At times, documentarian Judy Irving makes Mark seem like the next-worst thing to a hobo who has no visible means of support, is a long-tolerated squatter on the verge of eviction, & has no purpose in his aimless life except to hang out with semi-feral parrots. Although the ad-writers call him "a dharma bum" & "a Bohemian St. Francis," the camera's eye captures a greasy-haired dork who'd rather get laid if only it were possible, but since it's not possible, he'll settle for birds.
It's actually a little off-putting how much of a loser the camera's eye makes of Mark's lazy-ass existence & borderline looniness. Parts of the film function almost like an editorial suggesting that only someone with no life, no income, self-deluded, without talent, & who can't get laid, is the sort of person who might devote themselves to animals, whether it's Mark's obsessive concern for parrots, or Jane Goodall's for chimpanzees. And a film about Goodall certainly could be framed in a hostile manner as the tale of an evil mother who cared more about apes than her own angry son. The camera is rarely objective, & the relentless view of Mark as a dork gets dispiriting.
But in the last scenes of the film this superficially hostile impression of Mark as a loser is completely turned inside out & the seemingly unfair judgmental portrait turns into irony, for Mark is finally viewed with loving admiration, his loserliness merely an inside joke between Mark & the filmmaker, & not a betrayal of the subject's trust.
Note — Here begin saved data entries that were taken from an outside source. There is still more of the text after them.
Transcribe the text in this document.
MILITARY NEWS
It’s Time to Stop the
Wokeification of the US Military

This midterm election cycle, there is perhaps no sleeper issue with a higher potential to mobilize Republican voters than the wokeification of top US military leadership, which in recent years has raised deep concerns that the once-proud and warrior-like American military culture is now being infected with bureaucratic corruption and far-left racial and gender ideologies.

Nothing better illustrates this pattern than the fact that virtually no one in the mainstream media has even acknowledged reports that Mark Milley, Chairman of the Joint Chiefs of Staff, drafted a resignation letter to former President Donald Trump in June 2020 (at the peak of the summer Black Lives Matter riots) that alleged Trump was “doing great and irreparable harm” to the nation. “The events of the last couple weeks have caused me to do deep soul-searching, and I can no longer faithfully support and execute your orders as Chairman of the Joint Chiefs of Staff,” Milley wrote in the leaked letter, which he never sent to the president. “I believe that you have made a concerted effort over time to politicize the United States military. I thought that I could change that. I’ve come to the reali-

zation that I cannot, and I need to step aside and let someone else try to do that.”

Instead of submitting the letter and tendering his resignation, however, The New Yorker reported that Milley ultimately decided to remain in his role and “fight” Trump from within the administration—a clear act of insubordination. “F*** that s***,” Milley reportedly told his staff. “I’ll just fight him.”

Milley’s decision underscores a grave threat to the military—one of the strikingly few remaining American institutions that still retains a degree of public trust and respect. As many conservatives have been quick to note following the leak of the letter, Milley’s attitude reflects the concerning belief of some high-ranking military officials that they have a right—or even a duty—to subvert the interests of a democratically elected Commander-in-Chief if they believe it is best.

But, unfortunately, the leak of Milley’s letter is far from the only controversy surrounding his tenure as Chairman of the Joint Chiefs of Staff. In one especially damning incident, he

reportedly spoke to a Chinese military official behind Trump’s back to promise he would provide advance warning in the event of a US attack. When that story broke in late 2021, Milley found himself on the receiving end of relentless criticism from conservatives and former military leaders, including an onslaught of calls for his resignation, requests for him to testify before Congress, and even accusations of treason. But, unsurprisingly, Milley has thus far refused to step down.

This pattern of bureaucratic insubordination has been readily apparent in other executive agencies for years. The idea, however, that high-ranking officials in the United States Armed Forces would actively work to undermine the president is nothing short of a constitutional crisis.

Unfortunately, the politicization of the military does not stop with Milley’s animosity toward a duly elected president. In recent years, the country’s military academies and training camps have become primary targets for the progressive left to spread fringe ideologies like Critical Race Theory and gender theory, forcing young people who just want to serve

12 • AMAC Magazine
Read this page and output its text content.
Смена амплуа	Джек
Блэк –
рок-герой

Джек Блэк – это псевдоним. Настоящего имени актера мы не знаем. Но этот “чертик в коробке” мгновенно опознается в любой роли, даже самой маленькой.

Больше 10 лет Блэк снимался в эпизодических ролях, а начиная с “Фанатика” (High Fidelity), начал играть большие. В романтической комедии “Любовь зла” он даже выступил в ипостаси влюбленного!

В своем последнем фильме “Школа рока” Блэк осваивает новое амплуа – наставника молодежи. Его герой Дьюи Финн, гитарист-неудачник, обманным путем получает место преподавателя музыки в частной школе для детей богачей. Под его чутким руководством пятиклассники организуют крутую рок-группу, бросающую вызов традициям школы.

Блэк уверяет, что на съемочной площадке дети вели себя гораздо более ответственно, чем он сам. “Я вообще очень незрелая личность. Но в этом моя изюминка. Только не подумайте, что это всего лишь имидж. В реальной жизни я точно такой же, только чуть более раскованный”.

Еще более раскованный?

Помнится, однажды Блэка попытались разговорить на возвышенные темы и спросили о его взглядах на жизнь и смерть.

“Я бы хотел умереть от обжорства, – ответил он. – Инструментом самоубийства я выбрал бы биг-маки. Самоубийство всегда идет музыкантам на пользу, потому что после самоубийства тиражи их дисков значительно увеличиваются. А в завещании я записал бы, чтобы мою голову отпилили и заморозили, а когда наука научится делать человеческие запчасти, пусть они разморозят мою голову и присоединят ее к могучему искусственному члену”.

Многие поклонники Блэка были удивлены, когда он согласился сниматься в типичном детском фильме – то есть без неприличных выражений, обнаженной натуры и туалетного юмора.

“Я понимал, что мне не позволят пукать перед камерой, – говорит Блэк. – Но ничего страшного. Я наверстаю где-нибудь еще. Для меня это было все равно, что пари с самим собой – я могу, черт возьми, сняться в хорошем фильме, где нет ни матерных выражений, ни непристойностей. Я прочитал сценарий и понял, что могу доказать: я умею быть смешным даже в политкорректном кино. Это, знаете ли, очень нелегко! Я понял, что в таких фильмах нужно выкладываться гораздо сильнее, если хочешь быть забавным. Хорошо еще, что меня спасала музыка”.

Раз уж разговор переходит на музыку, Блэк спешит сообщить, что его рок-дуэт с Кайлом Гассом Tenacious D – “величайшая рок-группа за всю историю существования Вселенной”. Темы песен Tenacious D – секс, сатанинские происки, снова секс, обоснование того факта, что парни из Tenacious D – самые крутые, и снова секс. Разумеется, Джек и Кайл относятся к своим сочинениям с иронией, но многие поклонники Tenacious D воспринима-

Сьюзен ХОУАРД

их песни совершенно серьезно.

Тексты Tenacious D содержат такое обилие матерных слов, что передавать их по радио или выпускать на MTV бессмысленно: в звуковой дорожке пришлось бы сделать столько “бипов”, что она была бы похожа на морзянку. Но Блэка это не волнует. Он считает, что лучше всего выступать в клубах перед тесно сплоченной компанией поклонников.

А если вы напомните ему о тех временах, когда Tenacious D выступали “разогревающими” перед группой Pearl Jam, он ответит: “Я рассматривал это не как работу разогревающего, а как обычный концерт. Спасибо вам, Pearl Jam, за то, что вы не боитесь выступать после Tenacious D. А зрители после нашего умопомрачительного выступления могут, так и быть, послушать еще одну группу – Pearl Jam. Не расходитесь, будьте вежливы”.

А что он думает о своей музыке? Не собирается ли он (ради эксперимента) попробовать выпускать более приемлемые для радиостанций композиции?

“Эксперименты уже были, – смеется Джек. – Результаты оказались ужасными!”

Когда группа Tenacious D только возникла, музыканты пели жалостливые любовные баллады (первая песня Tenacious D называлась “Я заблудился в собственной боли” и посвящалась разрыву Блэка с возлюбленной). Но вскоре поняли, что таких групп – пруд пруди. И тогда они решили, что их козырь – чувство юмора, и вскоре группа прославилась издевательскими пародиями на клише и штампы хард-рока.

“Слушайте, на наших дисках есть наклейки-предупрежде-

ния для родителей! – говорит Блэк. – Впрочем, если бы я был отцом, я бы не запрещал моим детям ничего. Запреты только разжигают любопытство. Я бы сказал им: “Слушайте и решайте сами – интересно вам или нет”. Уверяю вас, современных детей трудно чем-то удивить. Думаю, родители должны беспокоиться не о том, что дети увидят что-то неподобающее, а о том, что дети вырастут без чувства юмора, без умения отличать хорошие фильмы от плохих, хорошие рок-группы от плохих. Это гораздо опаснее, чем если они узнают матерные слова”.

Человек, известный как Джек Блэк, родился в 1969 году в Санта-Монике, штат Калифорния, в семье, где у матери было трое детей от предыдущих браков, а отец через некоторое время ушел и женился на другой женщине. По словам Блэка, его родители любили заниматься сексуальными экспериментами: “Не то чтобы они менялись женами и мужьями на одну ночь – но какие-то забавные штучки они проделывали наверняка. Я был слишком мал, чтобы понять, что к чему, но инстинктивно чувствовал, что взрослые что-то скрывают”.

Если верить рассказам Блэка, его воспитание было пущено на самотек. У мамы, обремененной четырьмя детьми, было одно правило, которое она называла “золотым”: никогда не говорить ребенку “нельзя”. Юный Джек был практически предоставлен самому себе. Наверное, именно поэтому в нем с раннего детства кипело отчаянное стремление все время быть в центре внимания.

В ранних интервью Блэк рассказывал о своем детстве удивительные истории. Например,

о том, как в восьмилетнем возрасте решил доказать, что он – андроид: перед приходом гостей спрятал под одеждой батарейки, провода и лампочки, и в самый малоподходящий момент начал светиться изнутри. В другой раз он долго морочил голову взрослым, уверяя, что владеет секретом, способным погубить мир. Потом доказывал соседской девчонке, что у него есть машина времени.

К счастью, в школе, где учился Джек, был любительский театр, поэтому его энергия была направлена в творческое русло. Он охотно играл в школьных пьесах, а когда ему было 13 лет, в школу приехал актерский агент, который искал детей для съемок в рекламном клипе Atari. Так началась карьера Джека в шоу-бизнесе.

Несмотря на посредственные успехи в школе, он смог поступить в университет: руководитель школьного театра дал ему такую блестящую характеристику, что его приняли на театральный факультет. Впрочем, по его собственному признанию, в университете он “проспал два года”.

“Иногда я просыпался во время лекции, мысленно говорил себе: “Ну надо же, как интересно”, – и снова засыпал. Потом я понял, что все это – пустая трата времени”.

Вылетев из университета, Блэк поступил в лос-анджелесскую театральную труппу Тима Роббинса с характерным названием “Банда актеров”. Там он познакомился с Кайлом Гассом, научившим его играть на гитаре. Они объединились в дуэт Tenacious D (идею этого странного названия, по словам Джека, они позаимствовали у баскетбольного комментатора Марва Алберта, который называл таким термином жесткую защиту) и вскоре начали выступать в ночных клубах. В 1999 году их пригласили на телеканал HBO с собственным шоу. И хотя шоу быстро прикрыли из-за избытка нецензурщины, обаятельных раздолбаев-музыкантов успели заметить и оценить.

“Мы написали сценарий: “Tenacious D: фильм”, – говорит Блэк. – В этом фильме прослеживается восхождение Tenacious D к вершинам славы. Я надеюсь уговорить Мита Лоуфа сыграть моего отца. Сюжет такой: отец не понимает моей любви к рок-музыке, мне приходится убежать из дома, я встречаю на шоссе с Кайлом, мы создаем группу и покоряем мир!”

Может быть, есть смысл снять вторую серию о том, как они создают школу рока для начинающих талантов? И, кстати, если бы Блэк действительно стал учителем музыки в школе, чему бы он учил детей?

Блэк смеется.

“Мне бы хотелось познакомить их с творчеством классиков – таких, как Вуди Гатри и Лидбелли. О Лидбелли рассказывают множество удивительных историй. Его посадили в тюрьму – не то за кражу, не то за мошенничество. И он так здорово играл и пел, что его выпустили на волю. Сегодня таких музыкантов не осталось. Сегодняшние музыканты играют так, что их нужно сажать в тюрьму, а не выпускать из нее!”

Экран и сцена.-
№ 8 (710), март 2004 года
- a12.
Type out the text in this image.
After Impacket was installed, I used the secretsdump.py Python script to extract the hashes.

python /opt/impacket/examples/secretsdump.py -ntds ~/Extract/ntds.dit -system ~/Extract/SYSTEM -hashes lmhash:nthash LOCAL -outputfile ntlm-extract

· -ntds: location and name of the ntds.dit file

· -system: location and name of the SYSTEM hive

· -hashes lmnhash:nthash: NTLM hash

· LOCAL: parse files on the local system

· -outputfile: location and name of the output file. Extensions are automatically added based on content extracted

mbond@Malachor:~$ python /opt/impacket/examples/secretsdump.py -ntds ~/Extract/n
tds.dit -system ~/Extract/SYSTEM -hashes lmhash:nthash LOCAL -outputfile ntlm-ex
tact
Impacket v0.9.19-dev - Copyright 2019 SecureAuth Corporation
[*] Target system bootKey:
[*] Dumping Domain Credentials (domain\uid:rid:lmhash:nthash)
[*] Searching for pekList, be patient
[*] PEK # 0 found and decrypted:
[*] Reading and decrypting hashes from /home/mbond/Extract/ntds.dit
It is so much about Mark & so little about the birds that one must adore Mark to adore this film. And it isn't too difficult to do so. Still I do wish it had gotten more into what the birds' lives were like apart from feeding stations, though what we see from feeding stations is charming enough.
The other bird who stood out was Connor, the only blue-crown conure among the cherry-heads. Like Mark himself, Connor is a semi-outsider, & he seems such a heroic guy whose need for companionship causes him to befriend & even protect outcast members of a flock & even to bond however reluctantly with an annoyingly affectionate budgie.
There are extras & updates on the dvd of considerable interest, & deleted scenes that were not in the main film only to keep it within length. The follow-up on the life of Mingus was especially heartwarming.